COLUMN: Mental health is just as important for student-athletes


Rob Le Cates

Kate Stevens is a senior sports media relations major. and can be reached at 217-581-2812.

Kate Stevens, Assistant Sports Editor

As we focus our issue on mental health this week, I am writing this as a reminder that the mental health of athletes and student-athletes is incredibly important. 

​Personally, I am a huge advocate for mental health, and I think you all should be too. We all go through things, and I simply cannot imagine having to go through the battles I have gone through while being a student athlete. Fighting for my mental health as well as trying to keep my grades up was tough for me and it took a long time for me to be able to manage the two. 

​Student-athletes are always held on a higher pedestal and are expected to work hard both on the field/court/track as well as in their academics. Each individual athlete has their individual struggles both on and off. They often have to push those off the field struggles and battles to the side so that they can perfect their craft and be the best athlete they can be. 

Athletes also have to have this facade to show that they are tough all the time and can’t be beat, right?

As time goes on, bottling these things up can be dangerous and life threatening. In 2022, student-athlete suicide rates have skyrocketed. At the beginning of 2022, there were three young women who were college athletes who committed suicide. They were all at the top of their sports at their schools. 

Lauren Bennett was a softball player for James Madison University, Katie Meyer was a goalkeeper for Stanford, and Sarah Shulze was a runner for the University of Wisconsin. They were all three stars on their teams and struggled behind the scenes of it all. 

​Unfortunately, we have experienced the suicide of a student-athlete here at Eastern. In the fall of 2021, we lost Jason Aguilar, a sophomore accounting major and track athlete. In the days following, many friends came forward to express how loved he was and how caring and fun he was himself. His fellow teammates looked up to him and loved to be around him. This is one example that truly hits home for me because it was someone on our campus and his closest friends and teammates had no idea what he was contemplating or struggling with. 

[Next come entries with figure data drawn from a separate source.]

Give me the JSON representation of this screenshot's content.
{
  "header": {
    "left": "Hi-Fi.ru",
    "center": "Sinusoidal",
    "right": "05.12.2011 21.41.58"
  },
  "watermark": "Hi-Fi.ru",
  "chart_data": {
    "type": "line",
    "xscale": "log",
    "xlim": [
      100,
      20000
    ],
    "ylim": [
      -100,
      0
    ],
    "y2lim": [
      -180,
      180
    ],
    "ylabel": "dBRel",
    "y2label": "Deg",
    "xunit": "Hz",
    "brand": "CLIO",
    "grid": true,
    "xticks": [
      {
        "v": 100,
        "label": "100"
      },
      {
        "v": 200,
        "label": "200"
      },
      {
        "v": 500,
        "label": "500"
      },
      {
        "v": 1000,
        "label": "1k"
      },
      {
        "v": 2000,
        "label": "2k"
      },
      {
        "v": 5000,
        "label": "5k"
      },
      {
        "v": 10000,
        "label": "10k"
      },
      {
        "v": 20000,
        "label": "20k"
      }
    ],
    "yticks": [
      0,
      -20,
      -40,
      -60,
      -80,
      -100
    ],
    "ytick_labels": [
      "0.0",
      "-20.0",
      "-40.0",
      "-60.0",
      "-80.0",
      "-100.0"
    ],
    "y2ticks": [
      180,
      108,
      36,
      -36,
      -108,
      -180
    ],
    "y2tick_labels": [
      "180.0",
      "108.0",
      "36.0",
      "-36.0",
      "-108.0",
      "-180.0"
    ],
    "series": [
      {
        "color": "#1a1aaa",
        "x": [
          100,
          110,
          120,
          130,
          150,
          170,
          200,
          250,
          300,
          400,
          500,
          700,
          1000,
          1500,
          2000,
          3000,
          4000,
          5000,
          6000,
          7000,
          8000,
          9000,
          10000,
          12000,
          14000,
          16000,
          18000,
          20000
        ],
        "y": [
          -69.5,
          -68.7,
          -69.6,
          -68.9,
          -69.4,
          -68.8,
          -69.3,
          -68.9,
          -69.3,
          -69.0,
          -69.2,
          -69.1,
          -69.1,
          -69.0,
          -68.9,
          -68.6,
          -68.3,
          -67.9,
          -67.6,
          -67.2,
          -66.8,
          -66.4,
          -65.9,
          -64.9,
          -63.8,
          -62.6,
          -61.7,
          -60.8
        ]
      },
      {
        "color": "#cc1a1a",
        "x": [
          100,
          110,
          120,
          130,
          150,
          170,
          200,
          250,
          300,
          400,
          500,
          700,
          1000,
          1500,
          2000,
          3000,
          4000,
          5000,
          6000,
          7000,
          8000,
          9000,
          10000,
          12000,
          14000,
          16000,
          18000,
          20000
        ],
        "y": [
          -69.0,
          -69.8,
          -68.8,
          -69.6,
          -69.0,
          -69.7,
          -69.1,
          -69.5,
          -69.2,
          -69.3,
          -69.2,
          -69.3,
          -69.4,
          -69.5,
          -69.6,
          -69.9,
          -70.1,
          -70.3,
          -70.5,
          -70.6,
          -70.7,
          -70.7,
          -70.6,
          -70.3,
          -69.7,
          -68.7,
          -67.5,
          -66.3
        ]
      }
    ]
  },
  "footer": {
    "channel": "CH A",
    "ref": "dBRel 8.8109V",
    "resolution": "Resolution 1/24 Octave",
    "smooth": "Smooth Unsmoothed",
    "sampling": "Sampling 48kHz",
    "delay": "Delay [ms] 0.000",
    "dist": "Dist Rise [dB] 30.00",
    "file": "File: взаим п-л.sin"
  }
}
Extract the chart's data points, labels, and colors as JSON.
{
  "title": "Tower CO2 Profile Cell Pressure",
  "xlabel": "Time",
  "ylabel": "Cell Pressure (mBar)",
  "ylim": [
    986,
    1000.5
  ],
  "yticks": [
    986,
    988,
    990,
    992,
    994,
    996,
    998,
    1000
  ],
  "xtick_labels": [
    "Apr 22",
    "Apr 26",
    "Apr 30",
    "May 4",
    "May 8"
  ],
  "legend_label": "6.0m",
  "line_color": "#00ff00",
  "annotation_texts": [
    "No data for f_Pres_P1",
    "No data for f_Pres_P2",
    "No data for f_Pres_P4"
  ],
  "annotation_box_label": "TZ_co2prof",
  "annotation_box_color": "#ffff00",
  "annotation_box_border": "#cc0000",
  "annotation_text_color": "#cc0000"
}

​Colleges absolutely need to have mental health programs in place for all of their players. Mental health is something that needs to be openly talked about as a team and all coaches and players need to be educated on how important it is to keep players safe and know that no one battles alone. 

​You are never alone. You are so loved and the battles you face are important and deserve attention. Let your trusted friends, family, coaches, or teammates know what you are going through so they can help you seek and receive all the help you need. The stigma of getting help is slowly going away, but it is still there. Everyone who needs help deserves it. Please don’t let fear keep you from reaching out. You are so deserving of being freed from your mental battles. 

​Always be kind to yourself and others. You are loved and you are worthy. Please, student-athletes and students, never be afraid to reach out. Take care of yourselves as we want you here and we need you here. You are so important.